While under testing the dataset is indexed here: https://www.dev.checklistbank.org/dataset/1037
References were normalised, taking down the numbers from 2037 to just 113 unique references.
We keep the data as Tab delimited files (TSV) that together represent a ColDP archive. Editing of TSV files can be done locally with simple text editors (e.g. Sublime with the rainbow CSV package) but also spreadsheet applications and tools like OpenRefine or online editors like Datablist
The schema definition in schema-pg.sql
allows for simple import/export of the TSV files into a local postgres database.
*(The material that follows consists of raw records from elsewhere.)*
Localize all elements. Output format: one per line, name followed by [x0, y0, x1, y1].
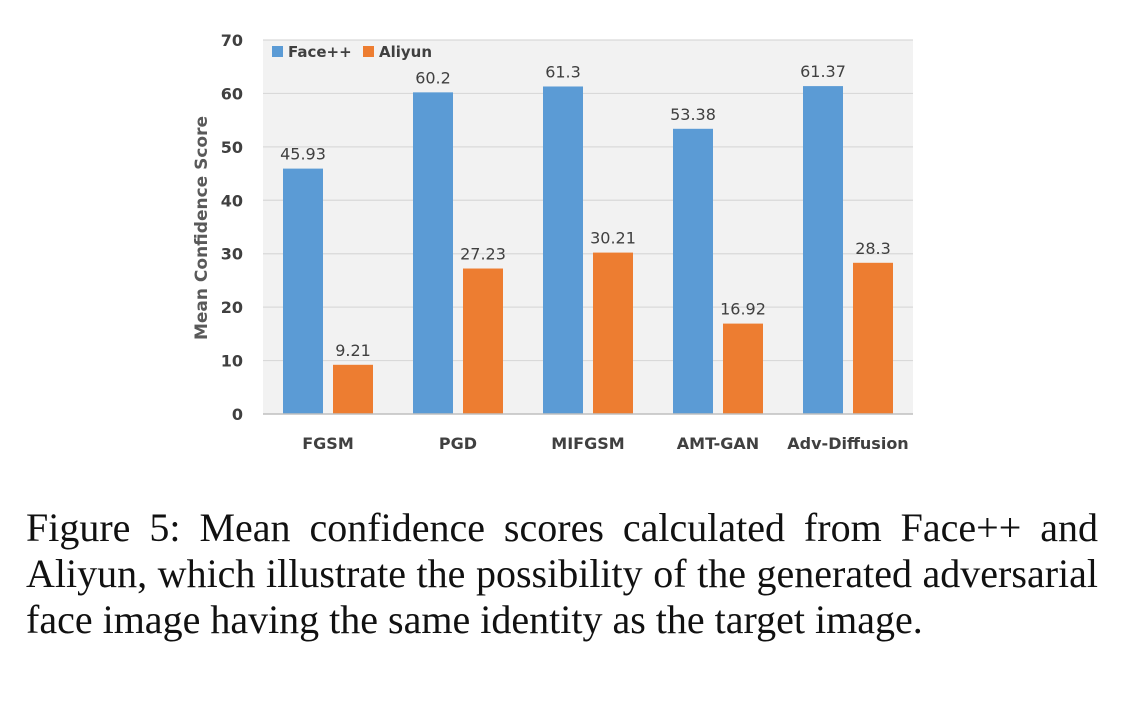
data-label: 28.3	[855, 239, 891, 258]
y-axis-ticks: 0 10 20 30 40 50 60 70	[221, 31, 243, 424]
bar-aliyun-adv-diffusion	[853, 262, 893, 414]
figure-caption: Figure 5: Mean confidence scores calcula…	[26, 505, 1098, 642]
legend-swatch-face	[272, 46, 283, 57]
bar-chart: 0 10 20 30 40 50 60 70 45.93 9.21 60.2 27.23 61.3 30…	[192, 31, 913, 453]
data-label: 61.37	[800, 62, 846, 81]
bar-face-adv-diffusion	[803, 86, 843, 414]
bar-aliyun-fgsm	[333, 364, 373, 414]
data-label: 60.2	[415, 68, 451, 87]
legend-label-face: Face++	[288, 43, 352, 61]
bar-aliyun-mifgsm	[593, 252, 633, 414]
y-tick-label: 50	[221, 138, 243, 157]
data-label: 16.92	[720, 300, 766, 319]
data-label: 61.3	[545, 62, 581, 81]
x-tick-label: AMT-GAN	[677, 434, 759, 453]
data-label: 27.23	[460, 245, 506, 264]
legend: Face++ Aliyun	[272, 43, 432, 61]
bars	[283, 86, 893, 415]
y-tick-label: 40	[221, 191, 243, 210]
y-tick-label: 70	[221, 31, 243, 50]
x-tick-label: Adv-Diffusion	[787, 434, 908, 453]
bar-face-pgd	[413, 92, 453, 415]
legend-label-aliyun: Aliyun	[379, 43, 432, 61]
data-label: 45.93	[280, 145, 326, 164]
legend-swatch-aliyun	[363, 46, 374, 57]
y-tick-label: 10	[221, 352, 243, 371]
bar-face-mifgsm	[543, 86, 583, 415]
bar-aliyun-pgd	[463, 268, 503, 414]
data-label: 9.21	[335, 341, 371, 360]
x-axis-ticks: FGSM PGD MIFGSM AMT-GAN Adv-Diffusion	[302, 434, 908, 453]
y-tick-label: 0	[232, 405, 243, 424]
y-axis-label: Mean Confidence Score	[192, 116, 212, 340]
x-tick-label: FGSM	[302, 434, 354, 453]
y-tick-label: 30	[221, 245, 243, 264]
x-tick-label: MIFGSM	[551, 434, 624, 453]
bar-face-fgsm	[283, 168, 323, 414]
y-tick-label: 60	[221, 84, 243, 103]
data-label: 53.38	[670, 105, 716, 124]
bar-face-amt-gan	[673, 128, 713, 414]
x-tick-label: PGD	[439, 434, 477, 453]
data-label: 30.21	[590, 229, 636, 248]
y-tick-label: 20	[221, 298, 243, 317]
data-labels: 45.93 9.21 60.2 27.23 61.3 30.21 53.38 16.92 61.…	[280, 62, 891, 360]
bar-aliyun-amt-gan	[723, 323, 763, 414]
Larger changes to the data can then be done in a more controlled environment with relational constraints.
Loading:
\copy reference from 'Reference.tsv' NULL AS ''
\copy name_usage from 'NameUsage.tsv' NULL AS ''
Writing:
\copy (SELECT id, doi, type, author, editor, issued, title, container_author, container_title, volume, issue, edition, page, publisher, publisher_place, collection_title, collection_editor, link, accessed, version, isbn, issn, remarks, citation FROM reference) to 'Reference.tsv' NULL AS ''
\copy (SELECT id, parent_id, basionym_id, status, rank, scientific_name, authorship, name_status, name_reference_id, name_published_id_year, name_published_id_page, name_published_id_page_link, reference_id, scrutinizer, scrutinizer_date, extinct, temporal_range_start, temporal_range_end, remarks FROM name_usage) to 'NameUsage.tsv' NULL AS ''
Important: After writing, the previously existing header line needs to be added manually at the top!